Gelet op het voorgaande overweegt de rechtbank dat verweerder de belangenafweging op grond van artikel 8 van het EVRM in het nadeel van eiseres heeft mogen laten uitvallen. Daarbij heeft verweerder alle relevante feiten en omstandigheden betrokken in de belangenafweging. Deze beroepsgrond slaagt dus niet.
7. Het beroep is ongegrond.
8. Voor een proceskostenveroordeling bestaat geen aanleiding.

Beslissing

De rechtbank verklaart het beroep ongegrond.
Deze uitspraak is gedaan door mr.
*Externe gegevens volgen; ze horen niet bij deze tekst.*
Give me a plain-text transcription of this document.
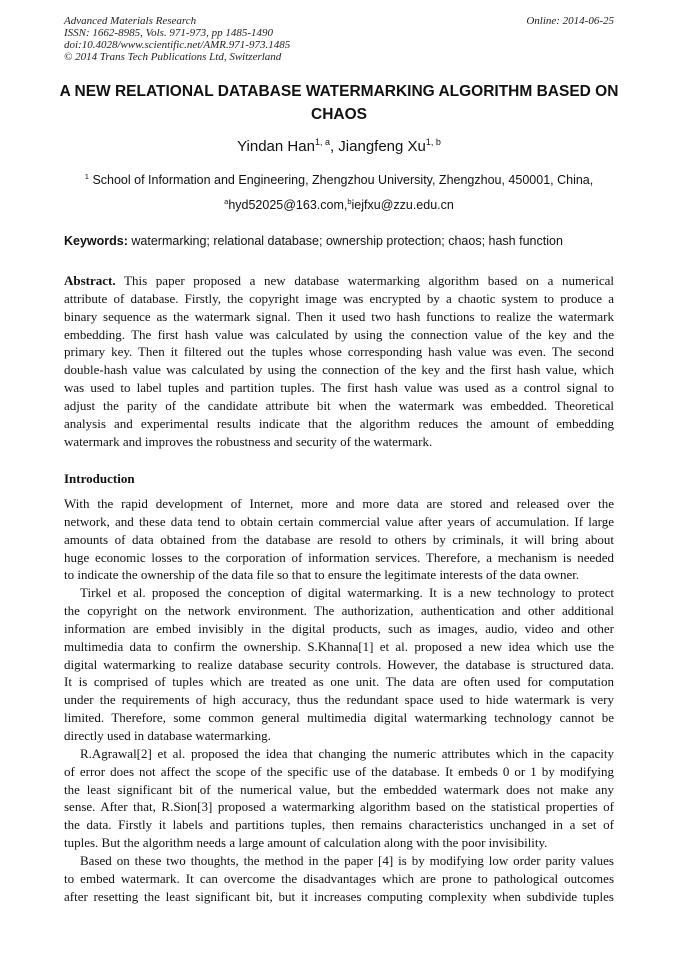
Advanced Materials Research
ISSN: 1662-8985, Vols. 971-973, pp 1485-1490
doi:10.4028/www.scientific.net/AMR.971-973.1485
© 2014 Trans Tech Publications Ltd, Switzerland
Online: 2014-06-25
A NEW RELATIONAL DATABASE WATERMARKING ALGORITHM BASED ON CHAOS
Yindan Han$^{1, a}$, Jiangfeng Xu$^{1, b}$
$^1$ School of Information and Engineering, Zhengzhou University, Zhengzhou, 450001, China,
$^a$hyd52025@163.com,$^b$iejfxu@zzu.edu.cn
Keywords: watermarking; relational database; ownership protection; chaos; hash function
Abstract. This paper proposed a new database watermarking algorithm based on a numerical
attribute of database. Firstly, the copyright image was encrypted by a chaotic system to produce a
binary sequence as the watermark signal. Then it used two hash functions to realize the watermark
embedding. The first hash value was calculated by using the connection value of the key and the
primary key. Then it filtered out the tuples whose corresponding hash value was even. The second
double-hash value was calculated by using the connection of the key and the first hash value, which
was used to label tuples and partition tuples. The first hash value was used as a control signal to
adjust the parity of the candidate attribute bit when the watermark was embedded. Theoretical
analysis and experimental results indicate that the algorithm reduces the amount of embedding
watermark and improves the robustness and security of the watermark.
Introduction
With the rapid development of Internet, more and more data are stored and released over the
network, and these data tend to obtain certain commercial value after years of accumulation. If large
amounts of data obtained from the database are resold to others by criminals, it will bring about
huge economic losses to the corporation of information services. Therefore, a mechanism is needed
to indicate the ownership of the data file so that to ensure the legitimate interests of the data owner.
Tirkel et al. proposed the conception of digital watermarking. It is a new technology to protect
the copyright on the network environment. The authorization, authentication and other additional
information are embed invisibly in the digital products, such as images, audio, video and other
multimedia data to confirm the ownership. S.Khanna[1] et al. proposed a new idea which use the
digital watermarking to realize database security controls. However, the database is structured data.
It is comprised of tuples which are treated as one unit. The data are often used for computation
under the requirements of high accuracy, thus the redundant space used to hide watermark is very
limited. Therefore, some common general multimedia digital watermarking technology cannot be
directly used in database watermarking.
R.Agrawal[2] et al. proposed the idea that changing the numeric attributes which in the capacity
of error does not affect the scope of the specific use of the database. It embeds 0 or 1 by modifying
the least significant bit of the numerical value, but the embedded watermark does not make any
sense. After that, R.Sion[3] proposed a watermarking algorithm based on the statistical properties of
the data. Firstly it labels and partitions tuples, then remains characteristics unchanged in a set of
tuples. But the algorithm needs a large amount of calculation along with the poor invisibility.
Based on these two thoughts, the method in the paper [4] is by modifying low order parity values
to embed watermark. It can overcome the disadvantages which are prone to pathological outcomes
after resetting the least significant bit, but it increases computing complexity when subdivide tuples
S.N. Abdoelkadir, rechter, in aanwezigheid van mr. B. Tijssen, griffier.
De uitspraak is uitgesproken in het openbaar en bekendgemaakt op:
Bent u het niet eens met deze uitspraak?
Als u het niet eens bent met deze uitspraak, kunt u een brief sturen naar de Afdeling bestuursrechtspraak van de Raad van State waarin u uitlegt waarom u het er niet mee eens bent. Dit heet een beroepschrift. U moet dit beroepschrift indienen binnen 4 weken na de dag waarop deze uitspraak is verzonden. U ziet deze datum hierboven.